An additional reason for concern lies with the surplus itself, the pot of gold being used (supposedly) to fund the tax cut. No one -- and that includes the president's advisors -- really knows if it will even exist a decade from now; in fact, there are good reasons to suppose it won't. For starters, the surplus is largely predicated on a continuation of tax receipts at current levels. This doesn't take into account economic slowdowns, such as we are now experiencing, and the accompanying job and investment losses that eat into IRS collections.

Since the Nasdaq started its downward slide a year ago, for instance, an estimated 110,000 high-tech workers have joined the ranks of the unemployed or underemployed, and are no longer paying income taxes on boom-era salaries. Add to that the loss in tax revenues from reduced capital gains in a slumping stock market. Federal receipts on equity sales, which according to Fortune magazine were over $100 billion in 1999 and 2000, declined to $70 billion this year and are expected to fall to $60 billion in 2002. In short, the Bush crowd plans to pass out money it may not have, and if there is a serious recession in the out years, their tax giveaway will plunge the country straight into deficit.
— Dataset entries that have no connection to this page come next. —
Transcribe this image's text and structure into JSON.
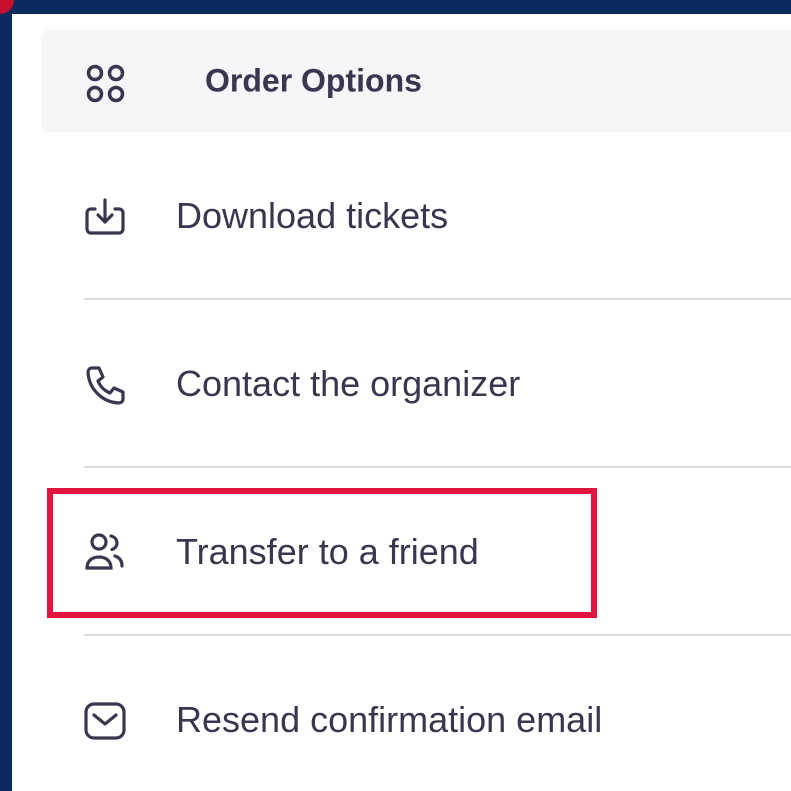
{
  "header": {
    "title": "Order Options",
    "icon": "grid-icon"
  },
  "menu": {
    "items": [
      {
        "label": "Download tickets",
        "icon": "download-icon"
      },
      {
        "label": "Contact the organizer",
        "icon": "phone-icon"
      },
      {
        "label": "Transfer to a friend",
        "icon": "users-icon",
        "highlighted": true
      },
      {
        "label": "Resend confirmation email",
        "icon": "mail-icon"
      }
    ]
  },
  "colors": {
    "text": "#39364f",
    "highlight": "#e0143c",
    "frame": "#0b2a5e",
    "header_bg": "#f5f6f8",
    "divider": "#dbdbe0"
  }
}
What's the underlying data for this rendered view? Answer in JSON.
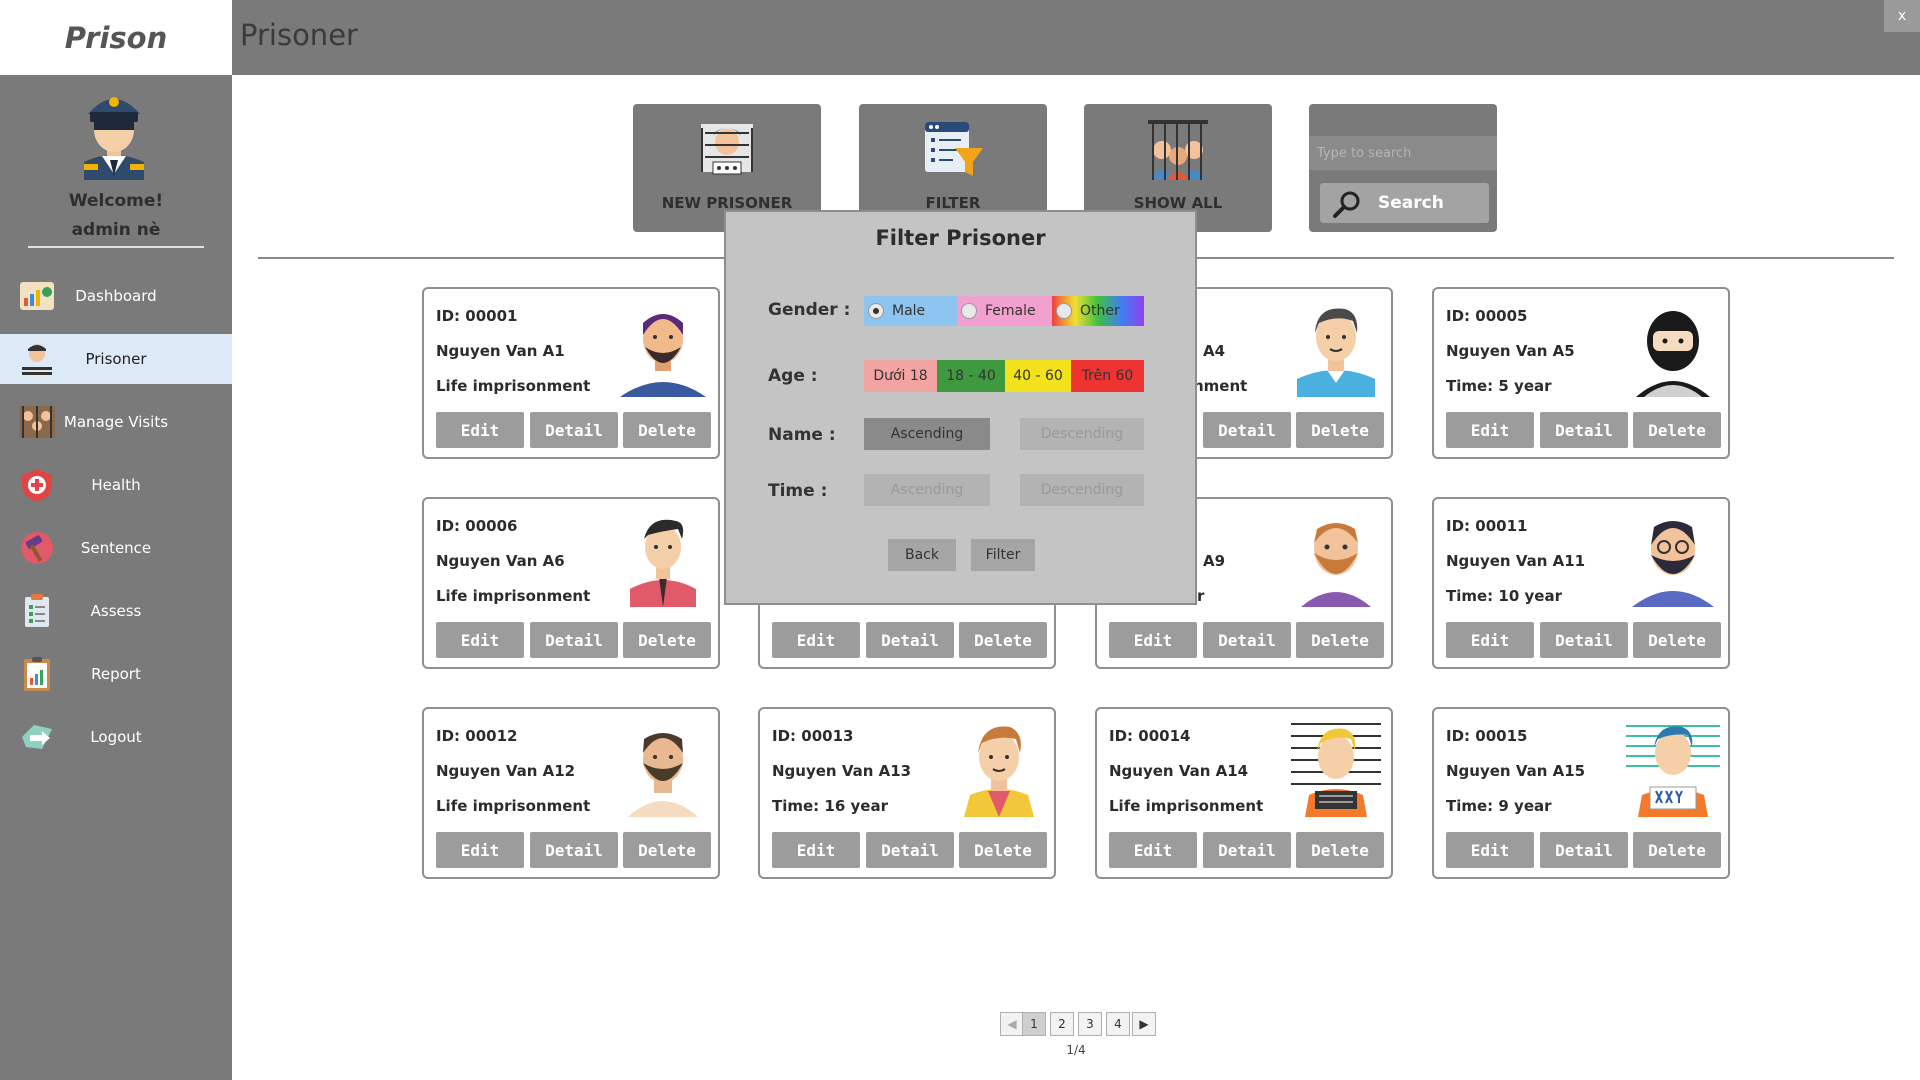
{
  "app": {
    "brand": "Prison",
    "page_title": "Prisoner",
    "close_label": "x"
  },
  "sidebar": {
    "welcome_line1": "Welcome!",
    "welcome_line2": "admin nè",
    "items": [
      {
        "label": "Dashboard",
        "icon": "dashboard-icon"
      },
      {
        "label": "Prisoner",
        "icon": "prisoner-icon",
        "active": true
      },
      {
        "label": "Manage Visits",
        "icon": "visits-icon"
      },
      {
        "label": "Health",
        "icon": "health-icon"
      },
      {
        "label": "Sentence",
        "icon": "sentence-icon"
      },
      {
        "label": "Assess",
        "icon": "assess-icon"
      },
      {
        "label": "Report",
        "icon": "report-icon"
      },
      {
        "label": "Logout",
        "icon": "logout-icon"
      }
    ]
  },
  "toolbar": {
    "new_prisoner": "NEW PRISONER",
    "filter": "FILTER",
    "show_all": "SHOW ALL",
    "search_placeholder": "Type to search",
    "search_label": "Search"
  },
  "card_buttons": {
    "edit": "Edit",
    "detail": "Detail",
    "delete": "Delete"
  },
  "cards": [
    {
      "id": "ID: 00001",
      "name": "Nguyen Van A1",
      "sentence": "Life imprisonment"
    },
    {
      "id": "",
      "name": "A4",
      "sentence": "nment"
    },
    {
      "id": "ID: 00005",
      "name": "Nguyen Van A5",
      "sentence": "Time: 5 year"
    },
    {
      "id": "ID: 00006",
      "name": "Nguyen Van A6",
      "sentence": "Life imprisonment"
    },
    {
      "id": "",
      "name": "A9",
      "sentence": "r"
    },
    {
      "id": "ID: 00011",
      "name": "Nguyen Van A11",
      "sentence": "Time: 10 year"
    },
    {
      "id": "ID: 00012",
      "name": "Nguyen Van A12",
      "sentence": "Life imprisonment"
    },
    {
      "id": "ID: 00013",
      "name": "Nguyen Van A13",
      "sentence": "Time: 16 year"
    },
    {
      "id": "ID: 00014",
      "name": "Nguyen Van A14",
      "sentence": "Life imprisonment"
    },
    {
      "id": "ID: 00015",
      "name": "Nguyen Van A15",
      "sentence": "Time: 9 year"
    }
  ],
  "filter_modal": {
    "title": "Filter Prisoner",
    "gender_label": "Gender :",
    "gender_options": [
      "Male",
      "Female",
      "Other"
    ],
    "gender_selected": "Male",
    "age_label": "Age :",
    "age_options": [
      "Dưới 18",
      "18 - 40",
      "40 - 60",
      "Trên 60"
    ],
    "age_colors": [
      "#f4a3a3",
      "#3f9a3f",
      "#f2e21c",
      "#ee3333"
    ],
    "name_label": "Name :",
    "time_label": "Time :",
    "ascending": "Ascending",
    "descending": "Descending",
    "back": "Back",
    "filter": "Filter"
  },
  "pagination": {
    "pages": [
      "1",
      "2",
      "3",
      "4"
    ],
    "current": "1",
    "status": "1/4",
    "prev": "◀",
    "next": "▶"
  }
}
That prospect doesn't disturb the Republican right. The spectre of post-surplus deficits would give them the cover they need to propose radically shrinking the federal government by de-funding agencies and programs. This is the dark side of the tax cut, the unspoken goal of movement conservatives that reinforces the president's more mundane objective of rewarding his friends in the millionaire-billionaire community.
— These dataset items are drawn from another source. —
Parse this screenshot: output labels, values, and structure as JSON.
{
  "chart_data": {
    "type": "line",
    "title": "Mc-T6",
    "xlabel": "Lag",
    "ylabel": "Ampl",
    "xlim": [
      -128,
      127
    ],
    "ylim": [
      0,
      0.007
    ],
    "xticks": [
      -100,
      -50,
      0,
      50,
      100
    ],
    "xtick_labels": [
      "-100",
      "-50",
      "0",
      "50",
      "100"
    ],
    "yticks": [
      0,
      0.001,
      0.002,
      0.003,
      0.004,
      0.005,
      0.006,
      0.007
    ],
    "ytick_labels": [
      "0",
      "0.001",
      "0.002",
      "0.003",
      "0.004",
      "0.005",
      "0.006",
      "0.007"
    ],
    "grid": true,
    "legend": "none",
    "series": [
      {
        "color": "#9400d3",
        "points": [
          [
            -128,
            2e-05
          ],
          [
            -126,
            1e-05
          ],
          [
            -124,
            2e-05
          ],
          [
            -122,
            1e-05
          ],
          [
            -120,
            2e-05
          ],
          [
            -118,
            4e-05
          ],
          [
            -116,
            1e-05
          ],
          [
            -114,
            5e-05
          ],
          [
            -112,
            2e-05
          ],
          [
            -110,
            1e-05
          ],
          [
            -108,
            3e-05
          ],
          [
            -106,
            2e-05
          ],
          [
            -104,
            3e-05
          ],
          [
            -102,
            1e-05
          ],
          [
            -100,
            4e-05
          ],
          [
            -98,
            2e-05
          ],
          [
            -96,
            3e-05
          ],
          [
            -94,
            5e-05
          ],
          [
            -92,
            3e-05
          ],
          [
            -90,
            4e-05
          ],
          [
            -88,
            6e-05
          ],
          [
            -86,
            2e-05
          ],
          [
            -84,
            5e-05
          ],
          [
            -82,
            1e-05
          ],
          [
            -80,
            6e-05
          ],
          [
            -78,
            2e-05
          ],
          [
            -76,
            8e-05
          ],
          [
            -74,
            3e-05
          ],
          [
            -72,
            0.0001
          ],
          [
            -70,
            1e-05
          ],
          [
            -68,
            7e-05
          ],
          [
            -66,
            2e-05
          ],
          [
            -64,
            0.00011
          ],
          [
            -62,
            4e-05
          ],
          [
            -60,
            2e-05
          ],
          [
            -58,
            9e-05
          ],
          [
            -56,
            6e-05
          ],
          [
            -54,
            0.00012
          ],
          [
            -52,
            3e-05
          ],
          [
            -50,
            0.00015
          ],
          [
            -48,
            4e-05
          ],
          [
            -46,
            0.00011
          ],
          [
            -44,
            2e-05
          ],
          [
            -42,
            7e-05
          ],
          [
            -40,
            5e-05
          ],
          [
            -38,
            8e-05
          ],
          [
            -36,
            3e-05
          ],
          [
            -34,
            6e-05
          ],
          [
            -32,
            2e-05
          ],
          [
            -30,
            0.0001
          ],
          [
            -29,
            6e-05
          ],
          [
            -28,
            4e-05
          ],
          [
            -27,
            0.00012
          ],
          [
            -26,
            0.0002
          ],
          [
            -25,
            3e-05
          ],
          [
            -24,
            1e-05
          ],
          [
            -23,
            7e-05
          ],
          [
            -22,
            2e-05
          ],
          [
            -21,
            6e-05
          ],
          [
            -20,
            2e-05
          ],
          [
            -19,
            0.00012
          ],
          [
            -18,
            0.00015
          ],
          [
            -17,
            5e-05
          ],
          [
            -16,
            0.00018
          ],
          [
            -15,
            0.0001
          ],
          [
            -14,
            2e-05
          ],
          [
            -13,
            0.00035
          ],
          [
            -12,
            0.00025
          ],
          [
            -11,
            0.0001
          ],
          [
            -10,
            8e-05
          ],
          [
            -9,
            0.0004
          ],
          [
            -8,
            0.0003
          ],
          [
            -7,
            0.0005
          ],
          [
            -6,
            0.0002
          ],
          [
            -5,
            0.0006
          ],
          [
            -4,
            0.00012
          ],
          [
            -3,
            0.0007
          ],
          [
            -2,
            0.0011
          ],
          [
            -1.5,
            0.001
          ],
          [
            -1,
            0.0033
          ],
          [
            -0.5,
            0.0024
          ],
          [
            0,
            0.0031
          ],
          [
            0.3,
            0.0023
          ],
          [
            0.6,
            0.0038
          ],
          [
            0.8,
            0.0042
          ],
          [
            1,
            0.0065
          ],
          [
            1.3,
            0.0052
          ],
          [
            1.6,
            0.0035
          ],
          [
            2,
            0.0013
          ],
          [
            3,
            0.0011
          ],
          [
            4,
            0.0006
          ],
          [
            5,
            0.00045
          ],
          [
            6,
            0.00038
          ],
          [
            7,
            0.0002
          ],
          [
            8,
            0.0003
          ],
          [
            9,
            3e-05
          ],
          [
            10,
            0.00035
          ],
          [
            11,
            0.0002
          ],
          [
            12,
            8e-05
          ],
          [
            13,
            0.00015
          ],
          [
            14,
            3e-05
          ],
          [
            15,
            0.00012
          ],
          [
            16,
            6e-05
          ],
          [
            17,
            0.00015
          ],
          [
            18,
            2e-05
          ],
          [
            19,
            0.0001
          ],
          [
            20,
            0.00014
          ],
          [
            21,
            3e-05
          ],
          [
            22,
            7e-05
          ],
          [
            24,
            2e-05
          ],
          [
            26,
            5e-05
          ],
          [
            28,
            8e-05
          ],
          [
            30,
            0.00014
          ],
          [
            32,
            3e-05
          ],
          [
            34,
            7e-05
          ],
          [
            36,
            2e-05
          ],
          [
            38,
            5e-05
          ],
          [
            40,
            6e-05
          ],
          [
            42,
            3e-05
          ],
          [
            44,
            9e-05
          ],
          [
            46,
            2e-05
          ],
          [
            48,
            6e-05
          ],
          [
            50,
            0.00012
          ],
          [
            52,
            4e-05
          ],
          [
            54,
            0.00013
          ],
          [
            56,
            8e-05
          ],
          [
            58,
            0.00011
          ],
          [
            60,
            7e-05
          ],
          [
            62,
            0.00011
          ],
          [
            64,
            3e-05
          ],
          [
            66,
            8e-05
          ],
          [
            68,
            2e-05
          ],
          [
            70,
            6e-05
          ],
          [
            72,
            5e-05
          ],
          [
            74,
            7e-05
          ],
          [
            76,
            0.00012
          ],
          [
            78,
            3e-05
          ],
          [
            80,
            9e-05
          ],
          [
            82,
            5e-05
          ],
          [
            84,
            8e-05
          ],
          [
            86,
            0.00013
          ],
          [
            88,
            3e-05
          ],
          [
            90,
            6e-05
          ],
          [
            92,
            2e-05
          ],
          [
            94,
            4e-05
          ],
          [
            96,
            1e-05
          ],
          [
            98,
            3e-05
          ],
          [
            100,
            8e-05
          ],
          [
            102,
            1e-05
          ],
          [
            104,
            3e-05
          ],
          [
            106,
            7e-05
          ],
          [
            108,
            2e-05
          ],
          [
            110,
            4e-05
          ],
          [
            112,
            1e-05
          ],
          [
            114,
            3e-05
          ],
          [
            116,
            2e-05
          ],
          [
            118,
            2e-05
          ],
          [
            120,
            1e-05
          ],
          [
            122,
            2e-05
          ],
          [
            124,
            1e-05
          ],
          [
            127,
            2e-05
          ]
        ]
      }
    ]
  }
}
The good news in all of this is that federal tax cuts are not necessarily forever. Tax programs similar to that of George W. Bush were also enacted by Republicans in the 1920s and 1980s; top rates were reduced to 25% under Calvin Coolidge and to 28% under Ronald Reagan. In both cases, these greedy raids on the national treasury were reversed within a few years by Democrats.

We can only hope and assume that the election of a president and Congress less beholden to the wealthy will deal similarly with the Bush tax cut in the years ahead. Of course, Sen. Jim Jeffords might have kept it all from happening to begin with, had his abandonment of the GOP been more timely. Nice to have you aboard, Jim, but you were a day late and a dollar short.

Wayne O'Leary is a writer in Orono, Maine.